Sunday, April 18, 2010


Yesterday, I suggested the Lord's Great Commission found in Matthew 28:19-20 could be divided into two equally important parts: soul-winning, and discipleship. I said that the Church has done a remarkable job in proclaiming the Gospel and baptizing converts. I also said that the Church has failed miserably at growing disciples. I base this upon fifty plus years of observation; thirty-nine as a Christian, and many years as an "outsider." I believe Gandhi said it well when he answered a reporters question as to why he was not a Christian since he so often quoted Jesus. He replied, "I would have become one years ago had I not met so many of them." Christians do more to sabotage the effort to win the lost than all the minions of Satan put together. The Church has failed to emphasize the importance of studying God's "instruction manual" for the Christian life. The most common term the world uses to describe us is "hypocrite," and as a result, much of our over-emphasized effort to reach the lost is ineffective.
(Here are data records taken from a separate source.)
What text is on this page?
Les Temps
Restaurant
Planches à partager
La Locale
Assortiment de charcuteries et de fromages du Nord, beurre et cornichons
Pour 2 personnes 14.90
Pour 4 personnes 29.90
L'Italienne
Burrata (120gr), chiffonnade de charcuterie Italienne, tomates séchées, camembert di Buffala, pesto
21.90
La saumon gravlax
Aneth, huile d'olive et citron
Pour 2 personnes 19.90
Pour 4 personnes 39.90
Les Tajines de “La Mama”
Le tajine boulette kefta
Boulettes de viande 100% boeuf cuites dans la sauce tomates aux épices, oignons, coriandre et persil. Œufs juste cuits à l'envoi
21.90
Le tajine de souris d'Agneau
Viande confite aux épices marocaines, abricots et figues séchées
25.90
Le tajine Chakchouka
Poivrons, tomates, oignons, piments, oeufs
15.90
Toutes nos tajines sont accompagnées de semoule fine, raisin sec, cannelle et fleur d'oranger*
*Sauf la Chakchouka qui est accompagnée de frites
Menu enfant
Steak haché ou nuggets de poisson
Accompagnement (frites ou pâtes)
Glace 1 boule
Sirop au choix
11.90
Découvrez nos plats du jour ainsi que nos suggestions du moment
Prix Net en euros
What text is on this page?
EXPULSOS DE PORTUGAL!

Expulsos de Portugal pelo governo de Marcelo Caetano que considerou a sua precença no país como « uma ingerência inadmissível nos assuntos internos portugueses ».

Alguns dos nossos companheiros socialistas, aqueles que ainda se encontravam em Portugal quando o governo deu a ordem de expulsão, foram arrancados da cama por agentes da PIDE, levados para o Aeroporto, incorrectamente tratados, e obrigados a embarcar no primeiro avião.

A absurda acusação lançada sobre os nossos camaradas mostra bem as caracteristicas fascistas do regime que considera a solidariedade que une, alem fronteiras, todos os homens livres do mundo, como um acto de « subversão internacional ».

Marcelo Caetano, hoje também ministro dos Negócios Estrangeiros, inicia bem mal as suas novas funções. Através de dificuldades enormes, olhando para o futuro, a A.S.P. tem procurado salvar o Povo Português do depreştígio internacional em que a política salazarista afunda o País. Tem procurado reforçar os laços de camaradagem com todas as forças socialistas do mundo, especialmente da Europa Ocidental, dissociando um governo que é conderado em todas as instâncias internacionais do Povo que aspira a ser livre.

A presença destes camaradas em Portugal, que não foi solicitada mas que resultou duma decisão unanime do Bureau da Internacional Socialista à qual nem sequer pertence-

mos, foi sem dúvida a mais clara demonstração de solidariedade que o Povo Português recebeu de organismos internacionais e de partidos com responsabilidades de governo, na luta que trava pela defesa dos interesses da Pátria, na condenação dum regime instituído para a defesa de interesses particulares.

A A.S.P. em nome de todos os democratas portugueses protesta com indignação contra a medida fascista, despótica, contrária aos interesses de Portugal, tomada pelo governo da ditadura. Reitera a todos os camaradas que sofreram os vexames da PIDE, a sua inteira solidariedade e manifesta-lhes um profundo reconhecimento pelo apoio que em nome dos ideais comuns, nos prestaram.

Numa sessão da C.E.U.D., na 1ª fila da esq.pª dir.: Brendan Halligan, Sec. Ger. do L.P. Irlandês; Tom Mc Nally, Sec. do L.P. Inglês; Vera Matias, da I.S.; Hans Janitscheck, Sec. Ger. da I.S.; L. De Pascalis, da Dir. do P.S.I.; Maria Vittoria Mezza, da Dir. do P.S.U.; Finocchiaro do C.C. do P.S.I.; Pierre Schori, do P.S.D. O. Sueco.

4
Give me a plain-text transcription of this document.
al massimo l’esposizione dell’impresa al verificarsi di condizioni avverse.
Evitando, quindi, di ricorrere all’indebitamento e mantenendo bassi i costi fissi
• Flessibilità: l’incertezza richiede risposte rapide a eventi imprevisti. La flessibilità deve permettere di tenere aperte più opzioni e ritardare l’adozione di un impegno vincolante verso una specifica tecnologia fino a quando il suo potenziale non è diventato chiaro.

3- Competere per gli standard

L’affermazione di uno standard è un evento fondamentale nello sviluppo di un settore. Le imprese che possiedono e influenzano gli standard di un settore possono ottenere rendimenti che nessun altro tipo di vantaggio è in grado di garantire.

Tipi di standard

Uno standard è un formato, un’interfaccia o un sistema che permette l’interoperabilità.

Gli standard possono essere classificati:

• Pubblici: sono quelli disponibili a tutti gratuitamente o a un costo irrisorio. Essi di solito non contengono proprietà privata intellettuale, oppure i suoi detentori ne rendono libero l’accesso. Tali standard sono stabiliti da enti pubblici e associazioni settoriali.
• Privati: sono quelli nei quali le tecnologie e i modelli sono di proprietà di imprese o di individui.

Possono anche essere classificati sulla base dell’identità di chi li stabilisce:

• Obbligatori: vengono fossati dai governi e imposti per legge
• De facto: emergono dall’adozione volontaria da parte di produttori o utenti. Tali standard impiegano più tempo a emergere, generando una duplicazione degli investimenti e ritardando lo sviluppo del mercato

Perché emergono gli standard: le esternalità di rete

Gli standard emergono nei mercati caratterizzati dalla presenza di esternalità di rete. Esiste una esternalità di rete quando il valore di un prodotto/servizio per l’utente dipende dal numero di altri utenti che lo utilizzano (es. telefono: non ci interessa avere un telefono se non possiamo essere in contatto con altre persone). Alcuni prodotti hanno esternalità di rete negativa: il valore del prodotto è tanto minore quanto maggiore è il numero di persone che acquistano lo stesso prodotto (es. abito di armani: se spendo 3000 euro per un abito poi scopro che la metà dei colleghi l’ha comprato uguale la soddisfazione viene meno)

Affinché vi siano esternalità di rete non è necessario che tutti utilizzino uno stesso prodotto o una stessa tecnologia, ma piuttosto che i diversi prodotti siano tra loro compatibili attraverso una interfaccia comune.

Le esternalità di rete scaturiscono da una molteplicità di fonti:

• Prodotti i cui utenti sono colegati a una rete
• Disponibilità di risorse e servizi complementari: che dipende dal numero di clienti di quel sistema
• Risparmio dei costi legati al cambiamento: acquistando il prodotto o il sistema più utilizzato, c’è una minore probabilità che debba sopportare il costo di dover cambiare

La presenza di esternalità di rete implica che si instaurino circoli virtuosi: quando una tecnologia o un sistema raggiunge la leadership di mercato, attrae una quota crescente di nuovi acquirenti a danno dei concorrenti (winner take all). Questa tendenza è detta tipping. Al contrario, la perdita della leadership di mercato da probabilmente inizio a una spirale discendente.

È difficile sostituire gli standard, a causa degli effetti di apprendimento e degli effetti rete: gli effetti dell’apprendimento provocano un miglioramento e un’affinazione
I believe the problem lies in the local church. A lack of emphasis upon teaching how one is to live as a Christian; turning a blind eye toward sinful attitudes and actions; and a total emphasis upon soul-winning messages have all contributed to the vast majority of Christians remaining mere babes. Pastors wonder why so many of their members quit coming to their churches, when the answer, while not monolithic, is that they often feel they are not being fed. They long for the "meat" of the Word; the "milk" no longer meets their needs. By emphasizing discipleship, Christians "of all ages" will grow, do the work of the ministry within the local church, and serve as genuine examples of Christ to a lost world.

Another factor in failing to reach unbelievers is church division. I often think about two local churches that sit side by side along the highway. There is no fence, no difference in the color of the grass, nothing that shows where one's property ends and the other's begins. I wonder what the unbeliever thinks when he passes by? They both have crosses on them, use the same Book, and meet at the same time, and yet they don't seem to be willing to work as one. Joseph Smith, the founder of the Mormon Church is said to have become so disillusioned by church splits that he decided to start his own. He lived as a young man during the years 1814-1830 during which the Methodists divided four times and the Baptists six (No Man Knows My History, Fawn Brodie, 1954). Whether or not that was his reason for "creating" his version of the truth is not the point; the Church, while in the midst of the Second Great Awakening, was splintering at an unprecedented rate. Not a whole lot has changed.

Tomorrow, again Lord willing, I will attempt to stress the huge importance that church unity plays in winning the lost to Christ. As always, God bless you and please continue to pray for me and my church.